Cantuja, 37, borrowed money from friends in Manila to fill two big boxes with rice, noodles, sardines, coffee, candles, flashlights and anything else she could gather to tide over her four brothers and sisters and their families.
She also brought large sheets of canvas for a makeshift tent that would protect them from the elements in a part of the country where the downpours can be fierce.
Other passengers in the ship were bringing chain saws to help clear debris and generators to provide electricity. Officials say it will be weeks -- months, maybe -- before power is properly restored.
The United Nations estimates that 13 million people were affected by Typhoon Haiyan. Around 1.9 million lost their homes.

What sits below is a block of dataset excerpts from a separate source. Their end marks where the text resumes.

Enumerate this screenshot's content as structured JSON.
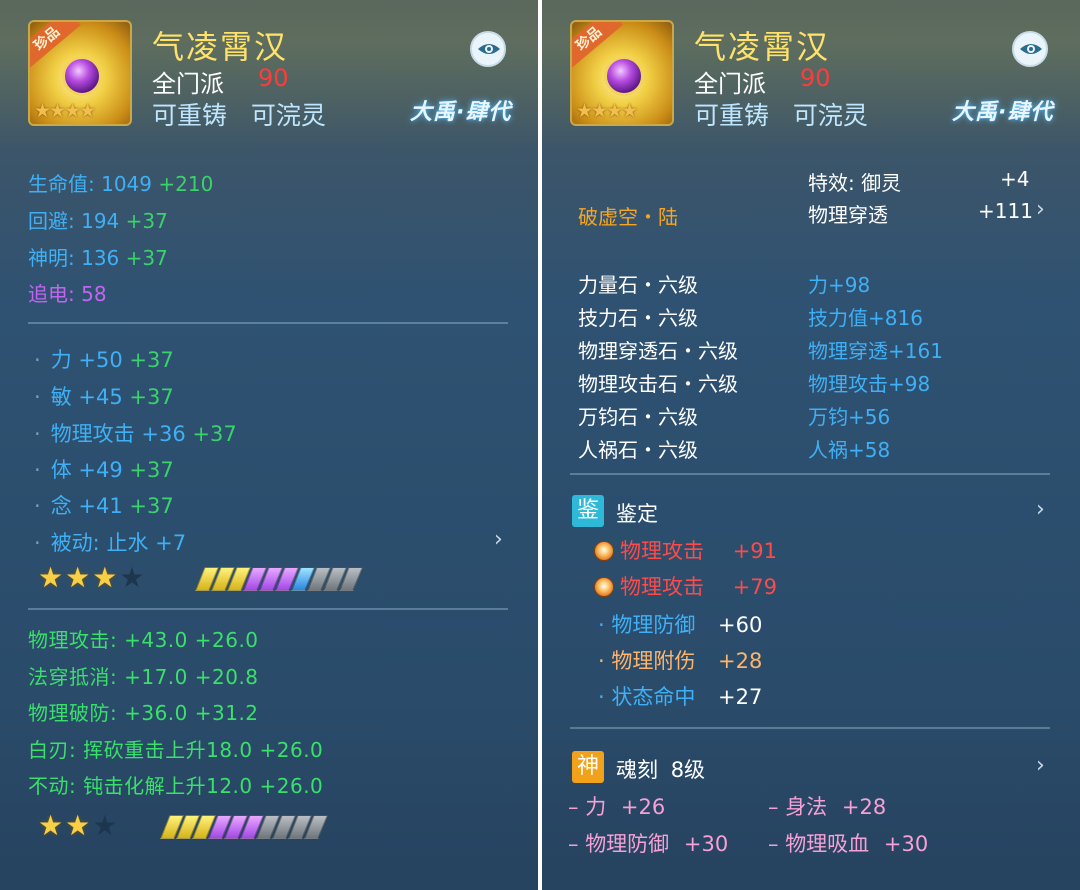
{
  "panels": [
    {
      "item_name": "气凌霄汉",
      "icon_tag": "珍品",
      "sect": "全门派",
      "level": "90",
      "recast": "可重铸",
      "wash": "可浣灵",
      "brand": "大禹·肆代",
      "base_stats": [
        {
          "label": "生命值:",
          "value": "1049",
          "bonus": "+210"
        },
        {
          "label": "回避:",
          "value": "194",
          "bonus": "+37"
        },
        {
          "label": "神明:",
          "value": "136",
          "bonus": "+37"
        },
        {
          "label": "追电:",
          "value": "58",
          "bonus": ""
        }
      ],
      "attributes": [
        {
          "label": "力",
          "value": "+50",
          "bonus": "+37"
        },
        {
          "label": "敏",
          "value": "+45",
          "bonus": "+37"
        },
        {
          "label": "物理攻击",
          "value": "+36",
          "bonus": "+37"
        },
        {
          "label": "体",
          "value": "+49",
          "bonus": "+37"
        },
        {
          "label": "念",
          "value": "+41",
          "bonus": "+37"
        },
        {
          "label": "被动: 止水",
          "value": "+7",
          "bonus": ""
        }
      ],
      "stars_a": {
        "filled": 3,
        "total": 4
      },
      "gems_a": [
        "y",
        "y",
        "y",
        "p",
        "p",
        "p",
        "b",
        "g",
        "g",
        "g"
      ],
      "green_stats": [
        "物理攻击: +43.0 +26.0",
        "法穿抵消: +17.0 +20.8",
        "物理破防: +36.0 +31.2",
        "白刃: 挥砍重击上升18.0 +26.0",
        "不动: 钝击化解上升12.0 +26.0"
      ],
      "stars_b": {
        "filled": 2,
        "total": 3
      },
      "gems_b": [
        "y",
        "y",
        "y",
        "p",
        "p",
        "p",
        "g",
        "g",
        "g",
        "g"
      ]
    },
    {
      "item_name": "气凌霄汉",
      "icon_tag": "珍品",
      "sect": "全门派",
      "level": "90",
      "recast": "可重铸",
      "wash": "可浣灵",
      "brand": "大禹·肆代",
      "special_effect": "特效: 御灵",
      "special_value": "+4",
      "phys_pen_label": "物理穿透",
      "phys_pen_value": "+111",
      "rune": "破虚空・陆",
      "gems": [
        {
          "name": "力量石・六级",
          "effect": "力+98"
        },
        {
          "name": "技力石・六级",
          "effect": "技力值+816"
        },
        {
          "name": "物理穿透石・六级",
          "effect": "物理穿透+161"
        },
        {
          "name": "物理攻击石・六级",
          "effect": "物理攻击+98"
        },
        {
          "name": "万钧石・六级",
          "effect": "万钧+56"
        },
        {
          "name": "人祸石・六级",
          "effect": "人祸+58"
        }
      ],
      "appraise_badge": "鉴",
      "appraise_title": "鉴定",
      "appraise_items": [
        {
          "label": "物理攻击",
          "value": "+91",
          "style": "red"
        },
        {
          "label": "物理攻击",
          "value": "+79",
          "style": "red"
        },
        {
          "label": "物理防御",
          "value": "+60",
          "style": "blue"
        },
        {
          "label": "物理附伤",
          "value": "+28",
          "style": "peach"
        },
        {
          "label": "状态命中",
          "value": "+27",
          "style": "blue"
        }
      ],
      "soul_badge": "神",
      "soul_title": "魂刻",
      "soul_level": "8级",
      "soul_items": [
        {
          "label": "力",
          "value": "+26"
        },
        {
          "label": "身法",
          "value": "+28"
        },
        {
          "label": "物理防御",
          "value": "+30"
        },
        {
          "label": "物理吸血",
          "value": "+30"
        }
      ]
    }
  ],
  "colors": {
    "name": "#ffe26a",
    "level": "#ff3b3b",
    "stat_blue": "#3fb0f5",
    "stat_green": "#39d36a",
    "purple": "#c265f0",
    "orange": "#f6a623",
    "red": "#ff4a4a",
    "pink": "#f6a0d6"
  },
  "icons": {
    "eye": "eye-icon",
    "chevron": "chevron-right-icon",
    "star": "star-icon",
    "medal": "medal-icon"
  }
}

Thousands are dead, many more are fleeing scenes of almost unimaginable horror; whole cities laid to waste, where corpses fester on the side of roads.
Many of the arriving ferry passengers were met by emotional family, the joy at seeing relatives again tempered by the awfulness of their plight.
But most of those at the pier in Ormoc are trying to leave, jostling for a place on a ferry to Cebu.
On Friday, hundreds of people lined up under a scorching sun, some of them cradling babies or holding young children in their arms. Many are from Ormoc, while others are from Tacloban, the city hardest hit by the monster typhoon.
"I want to leave!" shouted one woman. "There's no food to eat, no water to drink. There's no power."
The devastation in Ormoc is absolute.
Not a single house in the town appears to have been spared by the 315 kilometre (196 mile) per hour winds that ripped off roofs, toppled trees and felled cables.
Help is getting through, but it is frustratingly slow.
Helicopters from the US military, which has set up a relief base at a nearby airport, hovered above the town as hundreds of people on the street below waved their arms in the hope they would bring food or water.
"Drop some on us," shouted someone in the crowd. "We haven't eaten a good meal for days".
Elsewhere in the city of roughly 190,000 people, survivors mill around areas where relief supplies are being distributed or form long lines at the few remaining petrol stations, hoping for a few litres of fuel to ride their motorcycles away.
For Servantes Reamillo, arriving at Ormoc was the end of a long journey.
The 36-year-old aircraft maintenance worker was granted leave by his company in Riyadh, Saudi Arabia, to fly to the Philippines to help his mother, nephew, brother and fiancee.
"A lot of things are in the news and I want to see them for myself to make sure they are okay," he told AFP.
But Reamillo wasn't bringing food that would last a few weeks; he was here to take his family to the capital, where he also owns a house.
"They will stay in Manila for a while," he said. "There is nothing here in Ormoc."